In GenBank, there are whole-genome RefSeqs for six Orbivirus species: Bluetongue virus (BTV), African horse sickness virus (AHSV), Peruvian horse sickness virus (PHSV), Yunnan orbivirus (YUOV), Palyam virus (PALV) and Saint Croix river virus (SCRV). All six genomes comprise 10 segments. The segments homologous to BTV segment 9 (encoding VP6) were identified by finding the best blastp-match, among the 10 BTV translated segments, for the longest ORF in each of the 50 non-BTV segments. The identifications were verified, where possible, by information in the GenBank-file headers and in the literature (AHSV [36]; YUOV [37]; PALV [38]; SCRV [28]).
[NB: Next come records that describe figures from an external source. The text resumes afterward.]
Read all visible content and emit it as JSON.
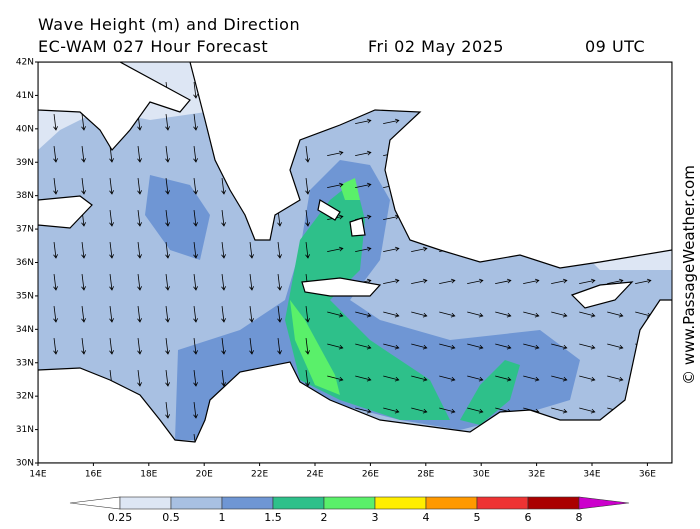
{
  "header": {
    "title": "Wave Height (m) and Direction",
    "model": "EC-WAM 027 Hour Forecast",
    "date": "Fri 02 May 2025",
    "time": "09 UTC"
  },
  "axes": {
    "lat_labels": [
      "42N",
      "41N",
      "40N",
      "39N",
      "38N",
      "37N",
      "36N",
      "35N",
      "34N",
      "33N",
      "32N",
      "31N",
      "30N"
    ],
    "lon_labels": [
      "14E",
      "16E",
      "18E",
      "20E",
      "22E",
      "24E",
      "26E",
      "28E",
      "30E",
      "32E",
      "34E",
      "36E"
    ]
  },
  "legend": {
    "labels": [
      "0.25",
      "0.5",
      "1",
      "1.5",
      "2",
      "3",
      "4",
      "5",
      "6",
      "8"
    ],
    "colors": [
      "#ffffff",
      "#dde6f4",
      "#a8c0e2",
      "#6f96d4",
      "#2ec08a",
      "#5af06a",
      "#ffee00",
      "#ff9900",
      "#ee3333",
      "#aa0000",
      "#cc00cc"
    ]
  },
  "watermark": "© www.PassageWeather.com"
}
As of 11 May 2007, there were 1273 Orbivirus sequences in GenBank (i.e. including partial sequences), however most of these are not segment 9. Incidently, none of these sequences has more than one CDS annotated. Segment 9 sequences were extracted (a) using the GenBank-file DEFINITION headers, and (b) by finding the best blastp-match for the longest ORF in each sequence among the 10 BTV translated segments. These were supplemented with all GenBank (16 Mar 2008) tblastn matches to the ORFX peptide sequences from the six RefSeqs (providing one additional recent sequence). After removing duplicate sequences, the following segment 9 sequences were found: (1) the 6 RefSeqs for BTV, AHSV, PHSV, YUOV, PALV and SCRV (all complete); (2) 47 other BTV sequences (mostly complete VP6 CDS; all cover ORFX completely; ~34 contain the full 5' UTR); (3) 2 other AHSV sequences (full genome); and (4) 10 PALV partial sequences (183 nt, completely contained in the ORFX region).

The GenBank accession numbers are as follows: BTV – NC_006008, A22393, AF403418, AF403419, AF403420, AF403421, AF403423, AY124373, AY493691, D10905, DQ289041, DQ289042, DQ289043, DQ289044, DQ289045, DQ289046, DQ289047, DQ289048, DQ289050, DQ825668, DQ825669, DQ825671, DQ832170, L08668, L08669, L08670, L08671, L08672, U55778, U55779, U55780, U55781, U55782, U55784, U55785, U55786, U55787, U55788, U55790, U55792, U55793, U55794, U55795, U55796, U55797, U55799, U55800, U55801; AHSV – NC_006019, U19881, AM883170; PHSV – NC_007753; YUOV – NC_007664; PALV – NC_005992, AB034675, AB034676, AB034677, AB034678, AB034679, AB034680, AB034681, AB034682, AB034683, AB034684; SCRV – NC_006005.

The author(s) declare that they have no competing interests.

AEF carried out the bioinformatics analyses and wrote the manuscript.

We thank John F Atkins for providing encouragement and facilities. This work was supported by an award from Science Foundation Ireland to John F Atkins.